TRX must be burned from the transmitting account to cover bandwidth points if the account doesn’t have enough of them.
Smart contracts need energy, but they also require bandwidth points to broadcast and confirm the transaction.
TRON is quite friendly compared to other blockchain networks and their resource and cost regimes, which is one of the reasons it has drawn the interest of many developers.
How bandwidth and energy are consumed
To calculate consumption and order points, the TRON network uses its own set of rules. It will first determine whether the bandwidth balance received by staking TRX in the transmitting account is enough to pay the cost. If there is sufficient demand, it will use the staked bandwidth. If not, it will determine whether the transaction’s initiator’s daily free bandwidth points are sufficient and, if they are, use them. The alternative is to burn TRX at a rate of 0.001 TRX per bandwidth to pay for the transaction.

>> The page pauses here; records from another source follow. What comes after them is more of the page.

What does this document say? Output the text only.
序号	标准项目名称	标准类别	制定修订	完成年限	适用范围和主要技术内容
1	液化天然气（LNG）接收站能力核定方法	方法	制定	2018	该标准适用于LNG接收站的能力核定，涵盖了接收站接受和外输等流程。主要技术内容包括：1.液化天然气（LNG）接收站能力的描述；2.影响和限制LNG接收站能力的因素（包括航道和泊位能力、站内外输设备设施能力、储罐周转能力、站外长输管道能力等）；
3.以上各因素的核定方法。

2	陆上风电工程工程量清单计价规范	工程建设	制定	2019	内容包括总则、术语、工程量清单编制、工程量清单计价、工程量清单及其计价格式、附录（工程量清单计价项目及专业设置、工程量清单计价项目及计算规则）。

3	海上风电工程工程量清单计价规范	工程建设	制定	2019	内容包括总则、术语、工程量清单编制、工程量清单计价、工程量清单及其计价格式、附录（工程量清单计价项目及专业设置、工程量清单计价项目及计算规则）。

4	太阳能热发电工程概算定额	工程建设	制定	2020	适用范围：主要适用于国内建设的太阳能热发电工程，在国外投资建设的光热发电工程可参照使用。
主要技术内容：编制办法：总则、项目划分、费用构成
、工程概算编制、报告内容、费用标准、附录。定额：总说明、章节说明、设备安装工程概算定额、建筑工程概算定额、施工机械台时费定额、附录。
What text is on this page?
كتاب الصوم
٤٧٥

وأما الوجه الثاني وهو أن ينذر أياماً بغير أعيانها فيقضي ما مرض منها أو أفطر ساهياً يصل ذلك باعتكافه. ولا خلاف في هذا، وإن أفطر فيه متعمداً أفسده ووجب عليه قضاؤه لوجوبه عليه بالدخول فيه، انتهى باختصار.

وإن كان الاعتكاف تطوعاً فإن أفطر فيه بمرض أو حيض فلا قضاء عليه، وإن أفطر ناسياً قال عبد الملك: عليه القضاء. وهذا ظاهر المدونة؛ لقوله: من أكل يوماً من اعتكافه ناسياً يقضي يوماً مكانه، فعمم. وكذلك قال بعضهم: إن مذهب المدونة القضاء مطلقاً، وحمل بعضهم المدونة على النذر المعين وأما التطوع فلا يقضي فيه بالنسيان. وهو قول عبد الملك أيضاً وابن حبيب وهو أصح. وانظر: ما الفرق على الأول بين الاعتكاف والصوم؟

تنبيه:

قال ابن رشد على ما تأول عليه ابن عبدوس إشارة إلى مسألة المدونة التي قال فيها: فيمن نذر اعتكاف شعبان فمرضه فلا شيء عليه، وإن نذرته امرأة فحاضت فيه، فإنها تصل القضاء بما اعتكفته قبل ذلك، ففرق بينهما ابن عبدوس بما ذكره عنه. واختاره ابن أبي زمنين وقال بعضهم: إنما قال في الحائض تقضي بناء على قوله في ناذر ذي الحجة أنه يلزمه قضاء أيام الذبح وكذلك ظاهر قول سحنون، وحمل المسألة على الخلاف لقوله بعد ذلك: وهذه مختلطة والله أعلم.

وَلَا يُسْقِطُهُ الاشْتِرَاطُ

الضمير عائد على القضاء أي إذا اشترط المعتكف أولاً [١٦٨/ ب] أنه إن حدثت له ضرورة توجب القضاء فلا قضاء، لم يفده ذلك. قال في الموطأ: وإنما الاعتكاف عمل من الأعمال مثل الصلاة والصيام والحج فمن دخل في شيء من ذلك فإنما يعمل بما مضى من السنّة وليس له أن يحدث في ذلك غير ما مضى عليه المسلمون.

The points produced by staking TRX will be consumed first in terms of energy consumption. If there is not enough energy to complete the transaction, TRX will be taken from the sender’s account to cover the cost of the necessary resources. The unit price of 0.00028 TRX for each unit of energy is used to compute the burned TRX. By specifying the fee limit parameter, the maximum energy cost for a transaction can be constrained.
Staking TRX for obtaining resources
On TRON, freezing or staking TRX is the sole way to earn resources like bandwidth or energy. To gain bandwidth and energy, users can stake TRX by sending a transaction of the FreezeBalanceContract type.
It’s crucial to use an active receiving address when doing this. This indicates that there is or was once a TRX balance at the address. An address must follow this general guideline to be regarded as qualified to receive resources on TRON. Sending any quantity of TRX or TRC-10 tokens from an active account to a new account will activate the account.